Introduction to the Project
Read the The Big Storm by Bruce Hiscock. Discuss the family’s reaction to being in the middle of a tornado. Make a T-chart comparing and contrasting the facts from fiction in the story.
Pose the Essential and Focus Questions, How do people respond to change? and How does weather affect our lives? Ask for examples from the story and from the learners’ lives. Discuss the victims of Hurricane Katrina and how the lives of many people were changed. (See the Scholastic News article regarding the Hurricane Katrina).
Introduce the project by telling the learners that they will become weather forecasters for a city of their choosing. Describe the activities for the next six weeks, which include researching weather systems, investigating the causes of change in the weather and the seasons, and presenting findings for the class.
Construct a class K-W-L chart about weather to refer back to throughout the unit. Ask learners to make their own K-W-L in their science journals and remind them to add questions and new learnings as they move through the project.
Weather Investigations
Introduce learners to the weather investigations by posing the Content Question, What causes change in our weather? Record learner responses and then ask learners to write in their science journals two or three hypotheses about the causes of weather change. Have learners then conduct many investigations related to weather phenomena:
- The relationship between temperature and latitude
- The tilt of the earth’s axis and its effect on solar energy and the seasons in different parts of the world
- The temperature patterns among cities found at the same latitude, but at different locations (near the coast, inland, elevation)
- Temperature of land versus water
- The properties of air and how they connect to winds
To assess mathematical understanding, ask learners to collect data from their investigations and choose one to display in a graph. Hand out the line graph rubric to help learners understand the expectations.
Ask learners to construct a model to show the relationship of the earth’s tilt and the direct and indirect rays of the sun. Also have learners create a display of the water cycle, its connection to the sun’s energy, and how this affects the weather. As learners work on these models, circulate throughout the room, taking notes and asking questions to clarify understanding or to probe for reasoning.
Reintroduce the Content Question, What causes change in our weather? Ask learners to reflect back on the activities and then respond to the question in their science journals. Review the journals as a check for understanding and re-teach concepts as necessary.
Multimedia Presentation
Ask learners to decide on a weather system to research on the Web and then develop a slide presentation with facts and graphics related to their topic. Distribute the research checklist and multimedia rubric to help learners understand expectations. Set individual conferences during the research phase to monitor learner progress.
Have peers use the multimedia rubric to provide feedback to the presenters.
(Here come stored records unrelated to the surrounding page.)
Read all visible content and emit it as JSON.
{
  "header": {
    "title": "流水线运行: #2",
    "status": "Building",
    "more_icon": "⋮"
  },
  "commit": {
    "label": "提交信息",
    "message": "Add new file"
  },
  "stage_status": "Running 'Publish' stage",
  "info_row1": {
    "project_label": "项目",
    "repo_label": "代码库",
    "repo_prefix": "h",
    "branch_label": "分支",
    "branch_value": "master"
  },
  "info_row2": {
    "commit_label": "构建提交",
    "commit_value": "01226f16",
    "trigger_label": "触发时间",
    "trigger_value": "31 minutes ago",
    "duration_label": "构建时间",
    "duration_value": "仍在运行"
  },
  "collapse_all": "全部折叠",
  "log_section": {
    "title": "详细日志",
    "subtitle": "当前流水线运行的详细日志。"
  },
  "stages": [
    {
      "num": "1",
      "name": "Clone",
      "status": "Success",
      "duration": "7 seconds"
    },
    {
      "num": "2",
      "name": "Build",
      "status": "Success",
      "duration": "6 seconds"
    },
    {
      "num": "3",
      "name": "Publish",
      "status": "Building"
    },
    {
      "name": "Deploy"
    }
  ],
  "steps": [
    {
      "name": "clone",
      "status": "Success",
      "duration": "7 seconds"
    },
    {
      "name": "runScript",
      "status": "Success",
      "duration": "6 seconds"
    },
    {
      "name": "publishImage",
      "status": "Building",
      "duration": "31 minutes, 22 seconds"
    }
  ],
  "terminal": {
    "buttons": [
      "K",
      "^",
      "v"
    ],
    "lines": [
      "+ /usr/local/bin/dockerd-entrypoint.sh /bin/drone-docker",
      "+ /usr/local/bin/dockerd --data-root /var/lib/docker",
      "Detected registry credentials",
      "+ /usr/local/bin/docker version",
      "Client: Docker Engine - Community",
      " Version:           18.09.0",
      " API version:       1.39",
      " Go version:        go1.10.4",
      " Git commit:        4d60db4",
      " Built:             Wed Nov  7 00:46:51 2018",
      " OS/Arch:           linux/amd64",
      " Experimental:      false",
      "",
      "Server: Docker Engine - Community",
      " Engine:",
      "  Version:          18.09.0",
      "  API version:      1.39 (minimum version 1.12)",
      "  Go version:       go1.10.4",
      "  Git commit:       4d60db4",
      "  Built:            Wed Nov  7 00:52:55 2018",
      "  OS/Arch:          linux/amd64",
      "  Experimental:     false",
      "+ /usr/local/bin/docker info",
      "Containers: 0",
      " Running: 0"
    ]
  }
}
This helps learners hone their presentation skills for the weather forecaster oral presentation.
Visual Ranking Activity
Ask the class to brainstorm a list of possible steps to take if caught in a severe weather situation. Hone the ideas down to seven or eight possibilities and input the list into the Visual Ranking Tool.
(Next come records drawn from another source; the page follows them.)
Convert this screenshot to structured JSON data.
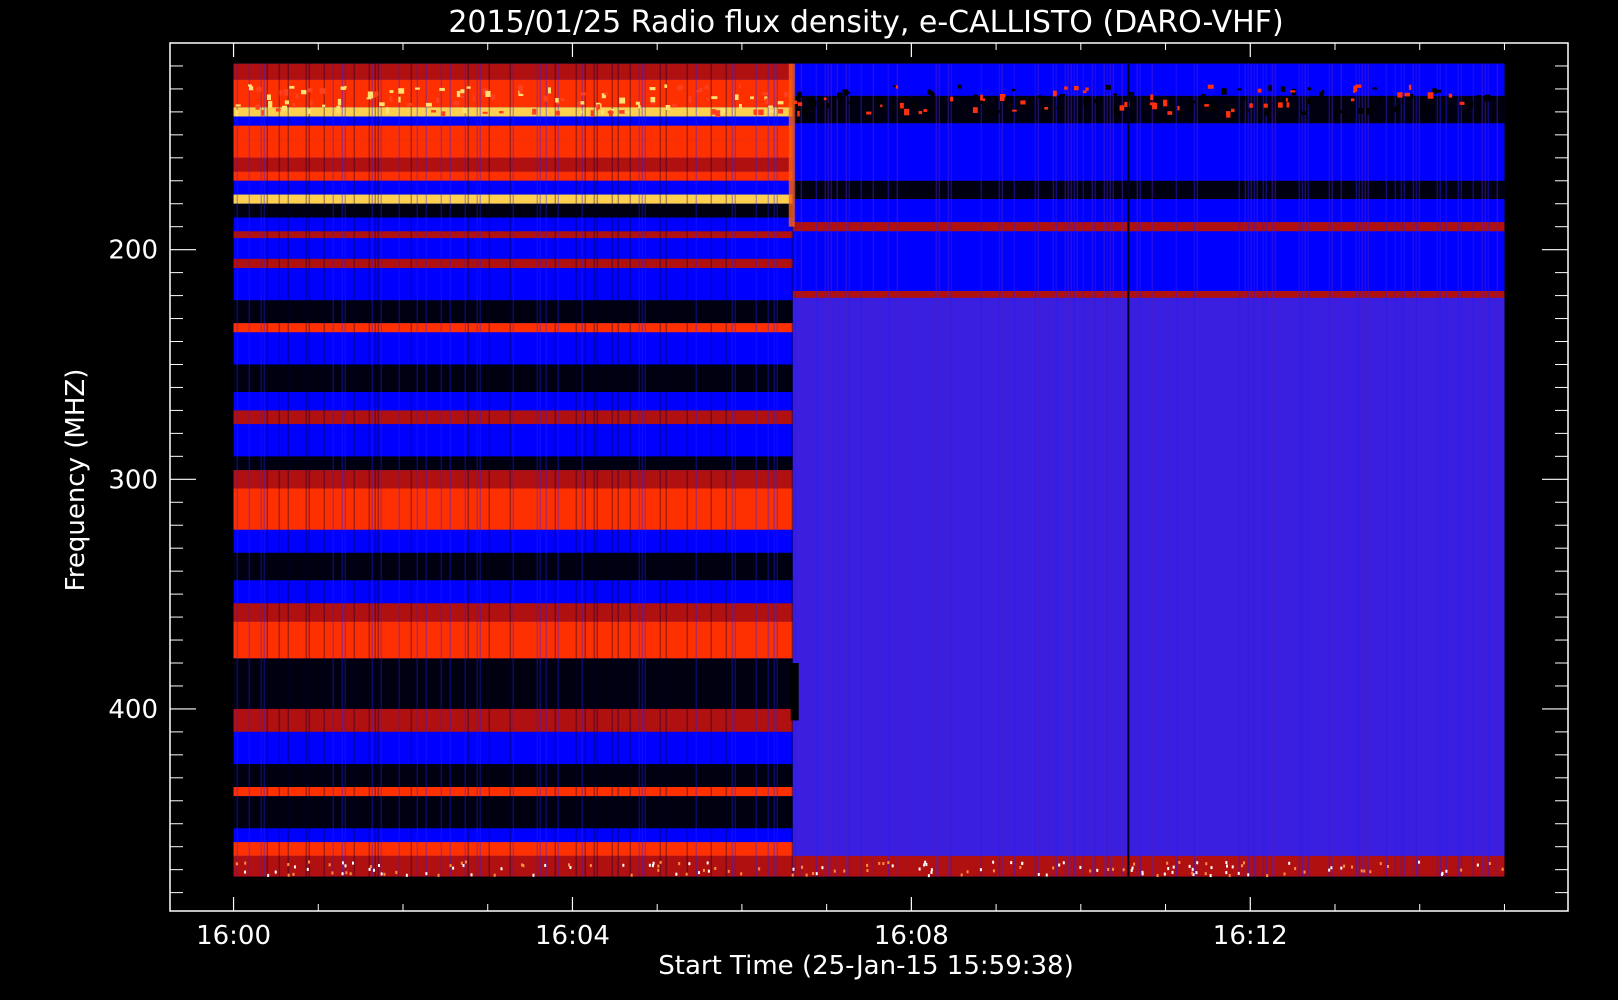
{
  "chart_data": {
    "type": "heatmap",
    "title": "2015/01/25  Radio flux density, e-CALLISTO (DARO-VHF)",
    "xlabel": "Start Time (25-Jan-15 15:59:38)",
    "ylabel": "Frequency (MHZ)",
    "x_tick_labels": [
      "16:00",
      "16:04",
      "16:08",
      "16:12"
    ],
    "x_tick_minutes": [
      0,
      4,
      8,
      12
    ],
    "y_tick_labels": [
      "200",
      "300",
      "400"
    ],
    "y_tick_values": [
      200,
      300,
      400
    ],
    "x_range_minutes": [
      -0.75,
      15.75
    ],
    "y_range_mhz": [
      110,
      488
    ],
    "data_time_range_minutes": [
      0,
      15
    ],
    "data_freq_range_mhz": [
      119,
      473
    ],
    "colors": {
      "background": "#000000",
      "low": "#0000ff",
      "mid": "#b01010",
      "high": "#ff3000",
      "peak": "#ffd050",
      "quiet_after_break": "#3a1fe0"
    },
    "regime_change_minute": 6.6,
    "vertical_dark_line_minute": 10.55,
    "bands_before": [
      {
        "f0": 119,
        "f1": 126,
        "level": "mid"
      },
      {
        "f0": 126,
        "f1": 138,
        "level": "high"
      },
      {
        "f0": 138,
        "f1": 142,
        "level": "peak"
      },
      {
        "f0": 142,
        "f1": 146,
        "level": "low"
      },
      {
        "f0": 146,
        "f1": 152,
        "level": "high"
      },
      {
        "f0": 152,
        "f1": 160,
        "level": "high"
      },
      {
        "f0": 160,
        "f1": 166,
        "level": "mid"
      },
      {
        "f0": 166,
        "f1": 170,
        "level": "high"
      },
      {
        "f0": 170,
        "f1": 176,
        "level": "low"
      },
      {
        "f0": 176,
        "f1": 180,
        "level": "peak"
      },
      {
        "f0": 180,
        "f1": 186,
        "level": "black"
      },
      {
        "f0": 186,
        "f1": 192,
        "level": "low"
      },
      {
        "f0": 192,
        "f1": 195,
        "level": "mid"
      },
      {
        "f0": 195,
        "f1": 204,
        "level": "low"
      },
      {
        "f0": 204,
        "f1": 208,
        "level": "mid"
      },
      {
        "f0": 208,
        "f1": 222,
        "level": "low"
      },
      {
        "f0": 222,
        "f1": 232,
        "level": "black"
      },
      {
        "f0": 232,
        "f1": 236,
        "level": "high"
      },
      {
        "f0": 236,
        "f1": 250,
        "level": "low"
      },
      {
        "f0": 250,
        "f1": 262,
        "level": "black"
      },
      {
        "f0": 262,
        "f1": 270,
        "level": "low"
      },
      {
        "f0": 270,
        "f1": 276,
        "level": "mid"
      },
      {
        "f0": 276,
        "f1": 290,
        "level": "low"
      },
      {
        "f0": 290,
        "f1": 296,
        "level": "black"
      },
      {
        "f0": 296,
        "f1": 304,
        "level": "mid"
      },
      {
        "f0": 304,
        "f1": 322,
        "level": "high"
      },
      {
        "f0": 322,
        "f1": 332,
        "level": "low"
      },
      {
        "f0": 332,
        "f1": 344,
        "level": "black"
      },
      {
        "f0": 344,
        "f1": 354,
        "level": "low"
      },
      {
        "f0": 354,
        "f1": 362,
        "level": "mid"
      },
      {
        "f0": 362,
        "f1": 378,
        "level": "high"
      },
      {
        "f0": 378,
        "f1": 400,
        "level": "black"
      },
      {
        "f0": 400,
        "f1": 410,
        "level": "mid"
      },
      {
        "f0": 410,
        "f1": 424,
        "level": "low"
      },
      {
        "f0": 424,
        "f1": 434,
        "level": "black"
      },
      {
        "f0": 434,
        "f1": 438,
        "level": "high"
      },
      {
        "f0": 438,
        "f1": 452,
        "level": "black"
      },
      {
        "f0": 452,
        "f1": 458,
        "level": "low"
      },
      {
        "f0": 458,
        "f1": 464,
        "level": "high"
      },
      {
        "f0": 464,
        "f1": 473,
        "level": "mid"
      }
    ],
    "bands_after": [
      {
        "f0": 119,
        "f1": 133,
        "level": "low"
      },
      {
        "f0": 133,
        "f1": 145,
        "level": "black"
      },
      {
        "f0": 145,
        "f1": 170,
        "level": "low"
      },
      {
        "f0": 170,
        "f1": 178,
        "level": "black"
      },
      {
        "f0": 178,
        "f1": 188,
        "level": "low"
      },
      {
        "f0": 188,
        "f1": 192,
        "level": "mid"
      },
      {
        "f0": 192,
        "f1": 218,
        "level": "low"
      },
      {
        "f0": 218,
        "f1": 221,
        "level": "mid"
      },
      {
        "f0": 221,
        "f1": 464,
        "level": "quiet"
      },
      {
        "f0": 464,
        "f1": 473,
        "level": "mid"
      }
    ]
  }
}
Place learners in groups of three or four based on different weather systems (hurricane, flash flood, tornado, winter storm, etc.) and ask them to rank the list of steps to take from most important to least important. Distribute the group process rubric to help learners monitor their collaboration skills. As teams work, remind them to use the comment feature of the tool to add explanations about why they have ranked the steps in that order. Ask questions to foster discussion and help learners formulate their rationale:
- Why do you think certain steps are especially important and others not so important when in a severe weather system?
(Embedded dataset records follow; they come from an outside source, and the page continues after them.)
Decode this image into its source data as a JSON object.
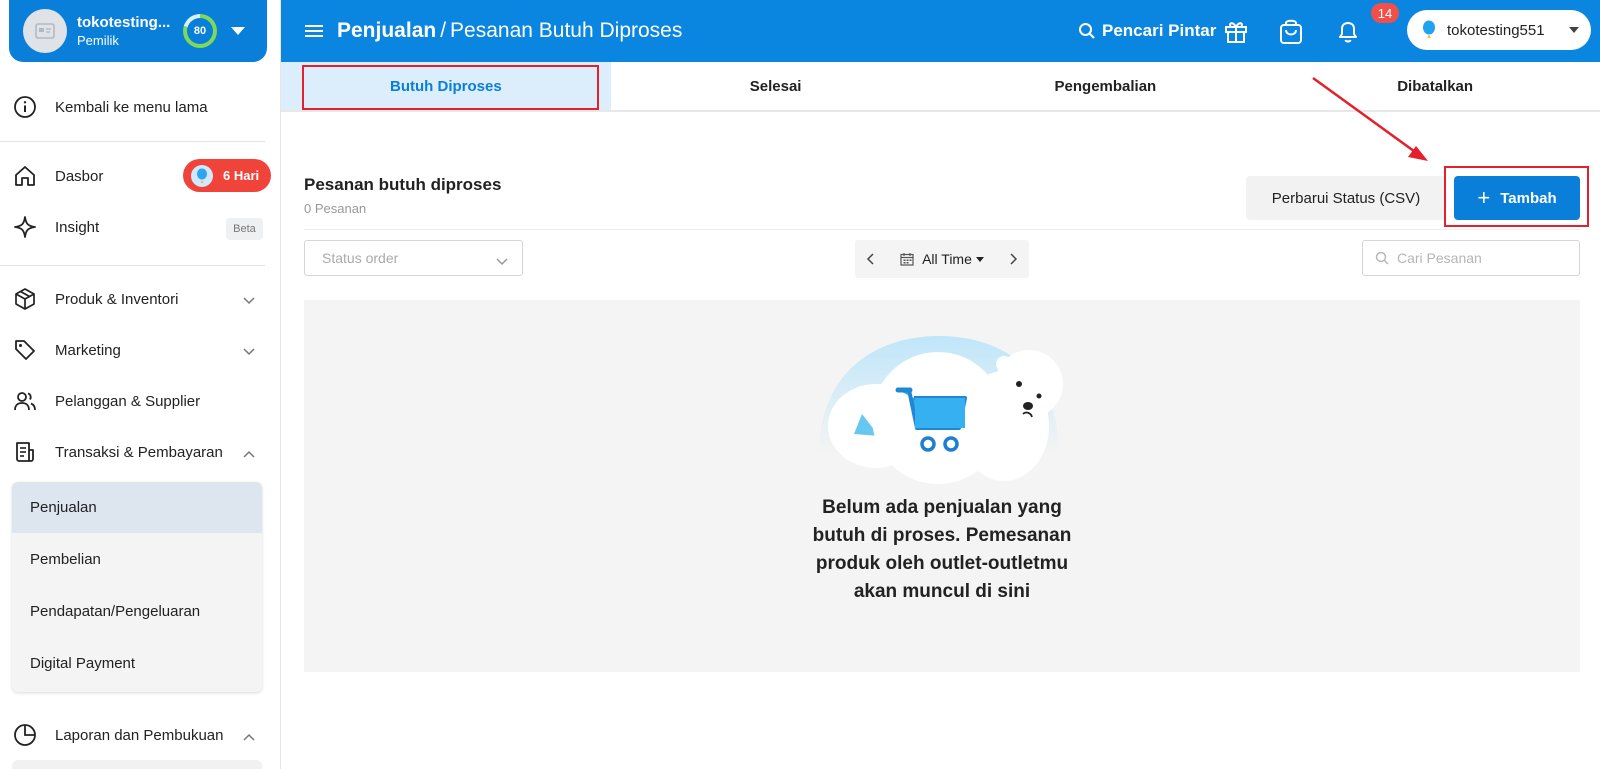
{
  "profile": {
    "name": "tokotesting...",
    "role": "Pemilik",
    "score": "80",
    "avatar_icon": "store-icon"
  },
  "sidebar": {
    "old_menu": "Kembali ke menu lama",
    "items": [
      {
        "label": "Dasbor",
        "icon": "home-icon"
      },
      {
        "label": "Insight",
        "icon": "sparkle-icon"
      },
      {
        "label": "Produk & Inventori",
        "icon": "box-icon"
      },
      {
        "label": "Marketing",
        "icon": "tag-icon"
      },
      {
        "label": "Pelanggan & Supplier",
        "icon": "users-icon"
      },
      {
        "label": "Transaksi & Pembayaran",
        "icon": "receipt-icon"
      },
      {
        "label": "Laporan dan Pembukuan",
        "icon": "pie-chart-icon"
      }
    ],
    "dasbor_badge": "6 Hari",
    "insight_badge": "Beta",
    "submenu": [
      "Penjualan",
      "Pembelian",
      "Pendapatan/Pengeluaran",
      "Digital Payment"
    ]
  },
  "header": {
    "title_main": "Penjualan",
    "title_sep": "/",
    "title_sub": "Pesanan Butuh Diproses",
    "smart_search": "Pencari Pintar",
    "notif_count": "14",
    "outlet": "tokotesting551"
  },
  "tabs": [
    "Butuh Diproses",
    "Selesai",
    "Pengembalian",
    "Dibatalkan"
  ],
  "content": {
    "section_title": "Pesanan butuh diproses",
    "section_count": "0 Pesanan",
    "csv_button": "Perbarui Status (CSV)",
    "add_button": "Tambah",
    "status_placeholder": "Status order",
    "date_range": "All Time",
    "search_placeholder": "Cari Pesanan",
    "empty_message": "Belum ada penjualan yang butuh di proses. Pemesanan produk oleh outlet-outletmu akan muncul di sini"
  },
  "colors": {
    "brand": "#0a85e0",
    "primary_button": "#0a7fd9",
    "badge_red": "#f0443b",
    "annotation_red": "#e3202b"
  }
}
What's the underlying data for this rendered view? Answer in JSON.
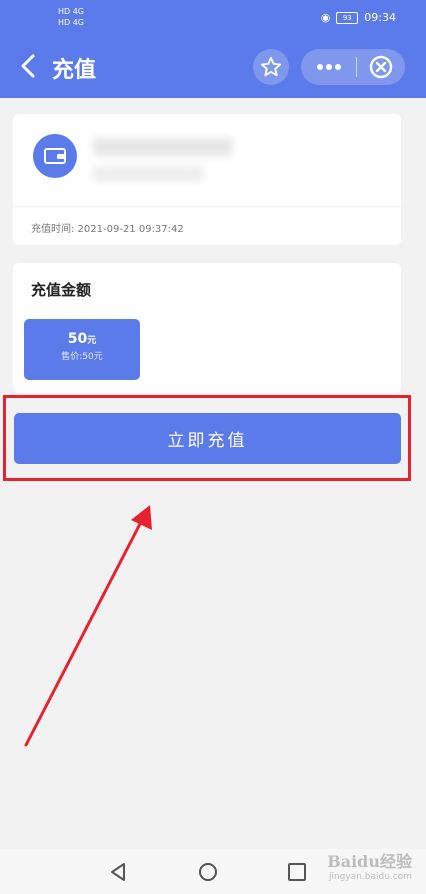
{
  "status_bar": {
    "network_line1": "HD 4G",
    "network_line2": "HD 4G",
    "time": "09:34",
    "battery": "93"
  },
  "header": {
    "title": "充值",
    "back_icon": "chevron-left-icon",
    "star_icon": "star-icon",
    "more_icon": "more-dots-icon",
    "close_icon": "close-circle-icon"
  },
  "account_card": {
    "wallet_icon": "wallet-icon",
    "recharge_time": "充值时间: 2021-09-21 09:37:42"
  },
  "amount_card": {
    "title": "充值金额",
    "options": [
      {
        "amount": "50",
        "unit": "元",
        "price": "售价:50元"
      }
    ]
  },
  "actions": {
    "recharge_now": "立即充值"
  },
  "annotation": {
    "highlight_color": "#e5222f",
    "arrow_color": "#e5222f"
  },
  "nav_bar": {
    "back_icon": "triangle-back-icon",
    "home_icon": "circle-home-icon",
    "recent_icon": "square-recent-icon"
  },
  "watermark": {
    "text": "Baidu经验",
    "sub": "jingyan.baidu.com"
  },
  "colors": {
    "primary": "#5b7bea",
    "background": "#f2f2f2"
  }
}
- What factors are unique to this type of weather system?
- Would you respond differently if you were older, younger, or in a different part of the world?
Review the comments and provide additional comments back to the groups to consider. Then ask groups to compare their rankings with the other groups and discuss the similarities and differences they see.
Oral Presentation
Distribute the oral presentation rubric and review with the learners.
Ask partners to decide on a dream vacation destination. Have teams then research weather conditions for the city, use their knowledge from the scientific investigations, and present their information as a weather forecaster. Remind learners that they must include the temperature, climate, weather systems, and reasons for the weather systems they might encounter on their trip during the period they will be visiting.
Use the oral presentation rubric to assess the oral presentations. Ask learners to review the assessment and reflect in their journals on things they did well, things they learned, and things they’d like to improve. Use the sample reflection prompts.
Wrap-Up
Lead a class discussion to answer the Focus Question, How does weather affect our lives? Ask learners for specific examples they’ve discovered throughout the project and record on a chart.
Pose a “What if” question to provide learners the opportunity to examine their understanding from a different perspective. Ask, What if you had traveled to your vacation destination six months later? How would the weather have changed? and How would you respond to this change? Ask learners to write a response to these questions in their journal using the knowledge they’ve gained from the focus to provide a factual basis in support of their new suppositions.
Administer the Weather Systems final test to help in determining science content understanding.